To arrest this decline, Canal+ is pivoting away from short-term fixes like aggressive price hikes, which it admits worsened original profitability issues. The new €100-million strategy is built on four core pillars:
- Content Excellence: Combining high-quality local productions with broad global partnerships.
- Commercial Simplification: Repricing and streamlining product offers to attract a wider audience.
- Customer Acquisition: Lowering the barrier to entry through hardware subsidies and expanded distribution networks.
- Operational Scale: Transitioning to a “sales-focused model” by recruiting over 1,000 new salespeople across its African markets.
The influx of capital for growth is being balanced by deep cost-cutting measures. Canal+ intends to launch a voluntary severance plan for support functions at MultiChoice and initiate a restructuring of its cybersecurity subsidiary, Irdeto.
These moves are part of an accelerated synergy plan. Canal+ now expects to achieve €250-million in EBIT savings by 2026, a significant jump from its initial estimate of €150-million. These savings will be driven by the Showmax closure, property rationalization, and the pooling of resources ahead of Canal+’s planned secondary listing on the Johannesburg Stock Exchange (JSE), expected by June 2026.

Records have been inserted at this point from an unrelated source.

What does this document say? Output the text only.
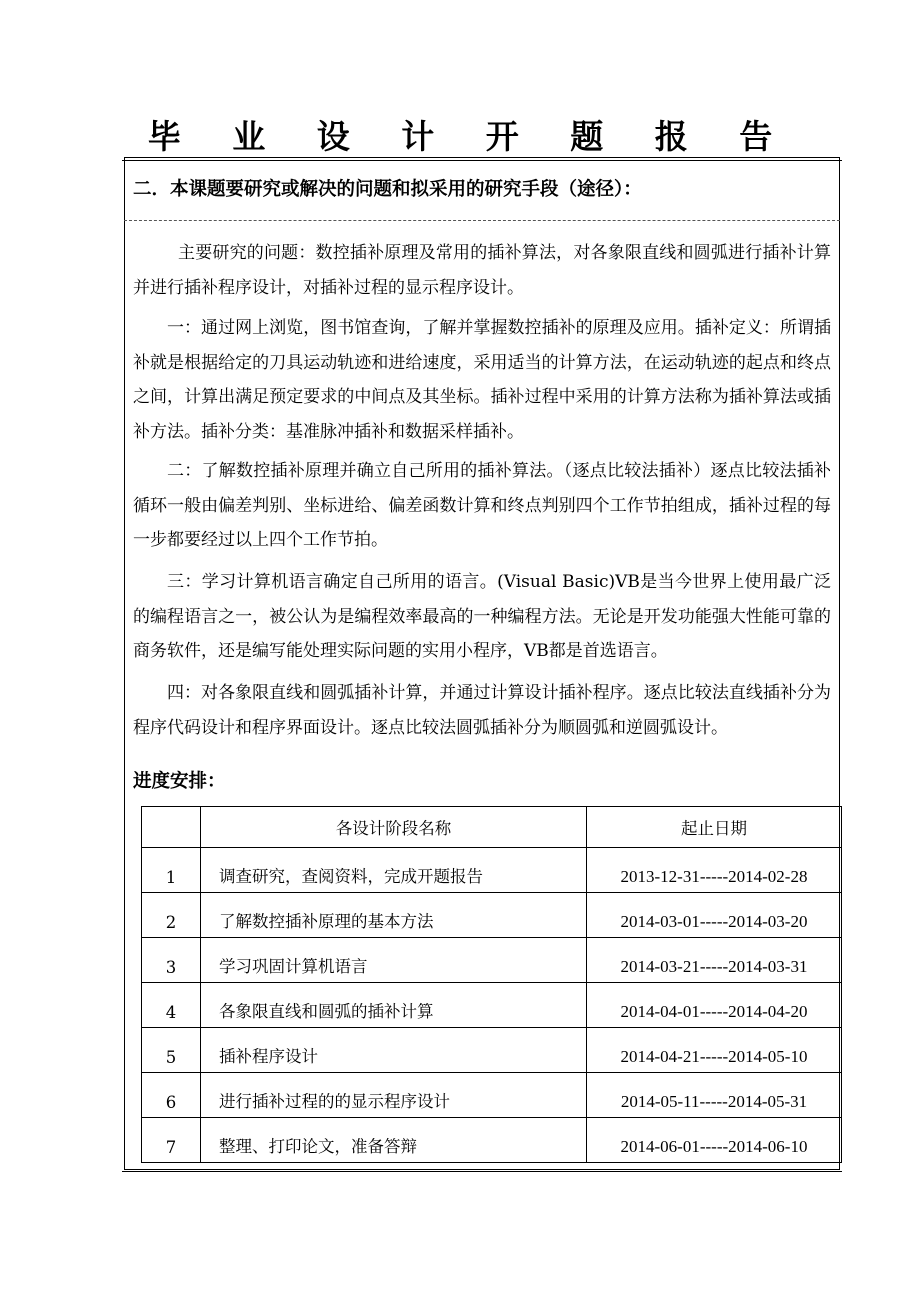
毕 业 设 计 开 题 报 告
二．本课题要研究或解决的问题和拟采用的研究手段（途径）：
主要研究的问题：数控插补原理及常用的插补算法，对各象限直线和圆弧进行插补计算并进行插补程序设计，对插补过程的显示程序设计。
一：通过网上浏览，图书馆查询，了解并掌握数控插补的原理及应用。插补定义：所谓插补就是根据给定的刀具运动轨迹和进给速度，采用适当的计算方法，在运动轨迹的起点和终点之间，计算出满足预定要求的中间点及其坐标。插补过程中采用的计算方法称为插补算法或插补方法。插补分类：基准脉冲插补和数据采样插补。
二：了解数控插补原理并确立自己所用的插补算法。（逐点比较法插补）逐点比较法插补循环一般由偏差判别、坐标进给、偏差函数计算和终点判别四个工作节拍组成，插补过程的每一步都要经过以上四个工作节拍。
三：学习计算机语言确定自己所用的语言。(Visual Basic)VB是当今世界上使用最广泛的编程语言之一，被公认为是编程效率最高的一种编程方法。无论是开发功能强大性能可靠的商务软件，还是编写能处理实际问题的实用小程序，VB都是首选语言。
四：对各象限直线和圆弧插补计算，并通过计算设计插补程序。逐点比较法直线插补分为程序代码设计和程序界面设计。逐点比较法圆弧插补分为顺圆弧和逆圆弧设计。
进度安排：
	各设计阶段名称	起止日期
1	调查研究，查阅资料，完成开题报告	2013-12-31-----2014-02-28
2	了解数控插补原理的基本方法	2014-03-01-----2014-03-20
3	学习巩固计算机语言	2014-03-21-----2014-03-31
4	各象限直线和圆弧的插补计算	2014-04-01-----2014-04-20
5	插补程序设计	2014-04-21-----2014-05-10
6	进行插补过程的的显示程序设计	2014-05-11-----2014-05-31
7	整理、打印论文，准备答辩	2014-06-01-----2014-06-10
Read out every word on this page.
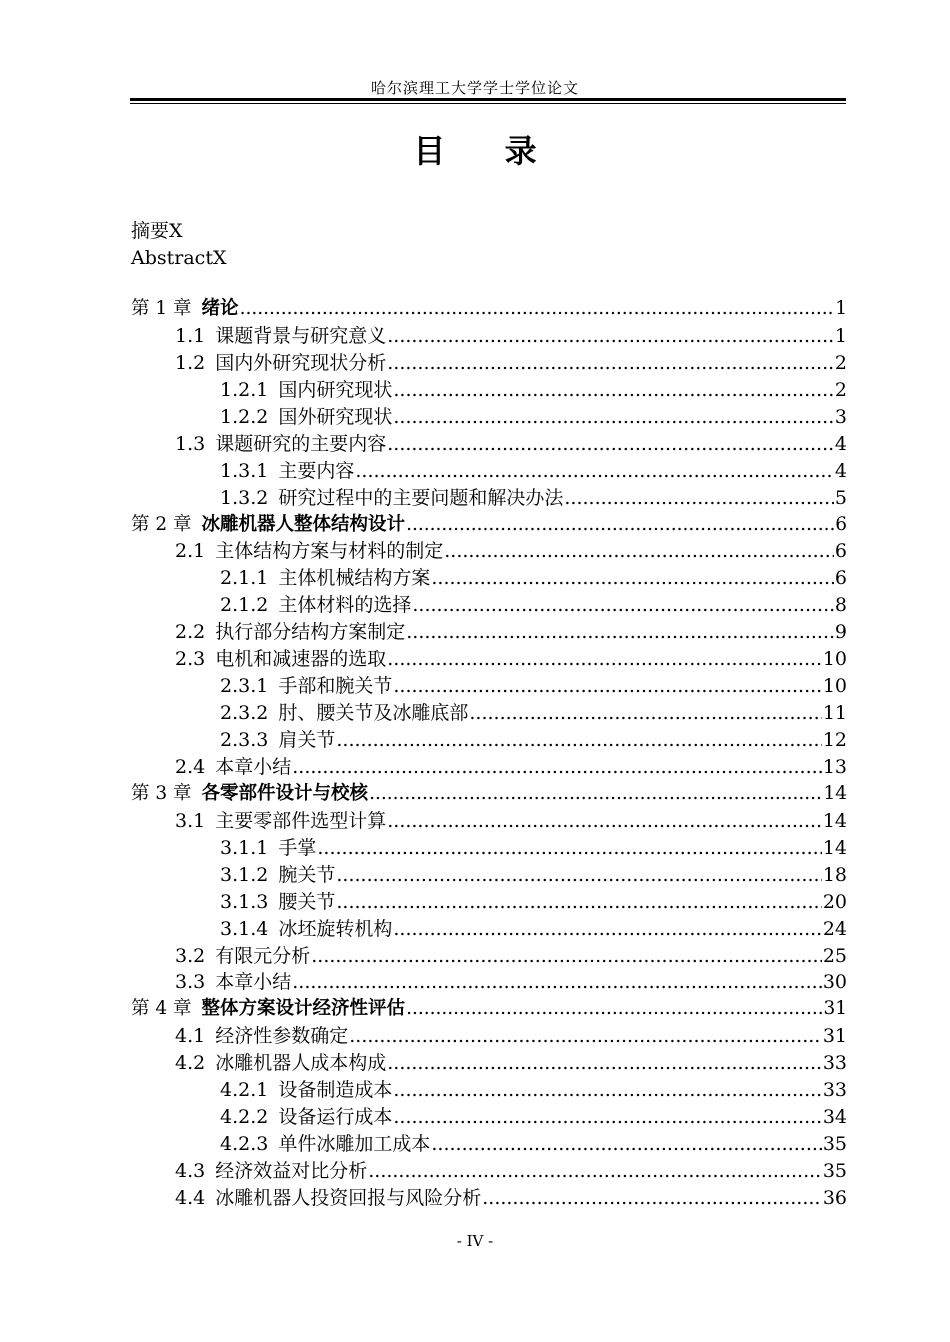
哈尔滨理工大学学士学位论文
目 录
摘要X
AbstractX
第 1 章 绪论 .....	1
1.1 课题背景与研究意义 .....	1
1.2 国内外研究现状分析 .....	2
1.2.1 国内研究现状 .....	2
1.2.2 国外研究现状 .....	3
1.3 课题研究的主要内容 .....	4
1.3.1 主要内容 .....	4
1.3.2 研究过程中的主要问题和解决办法 .....	5
第 2 章 冰雕机器人整体结构设计 .....	6
2.1 主体结构方案与材料的制定 .....	6
2.1.1 主体机械结构方案 .....	6
2.1.2 主体材料的选择 .....	8
2.2 执行部分结构方案制定 .....	9
2.3 电机和减速器的选取 .....	10
2.3.1 手部和腕关节 .....	10
2.3.2 肘、腰关节及冰雕底部 .....	11
2.3.3 肩关节 .....	12
2.4 本章小结 .....	13
第 3 章 各零部件设计与校核 .....	14
3.1 主要零部件选型计算 .....	14
3.1.1 手掌 .....	14
3.1.2 腕关节 .....	18
3.1.3 腰关节 .....	20
3.1.4 冰坯旋转机构 .....	24
3.2 有限元分析 .....	25
3.3 本章小结 .....	30
第 4 章 整体方案设计经济性评估 .....	31
4.1 经济性参数确定 .....	31
4.2 冰雕机器人成本构成 .....	33
4.2.1 设备制造成本 .....	33
4.2.2 设备运行成本 .....	34
4.2.3 单件冰雕加工成本 .....	35
4.3 经济效益对比分析 .....	35
4.4 冰雕机器人投资回报与风险分析 .....	36
- IV -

Despite these efforts, the outlook for 2026 remains cautious. While adjusted EBIT is projected to rise slightly to €170-million, Canal+ anticipates that the benefits of its boost plan will be largely offset by a further €140-million drag caused by revenue decline and inflation. The company expects subscriber numbers to continue a “modest decrease” in the coming year, though at a slower rate than previously seen.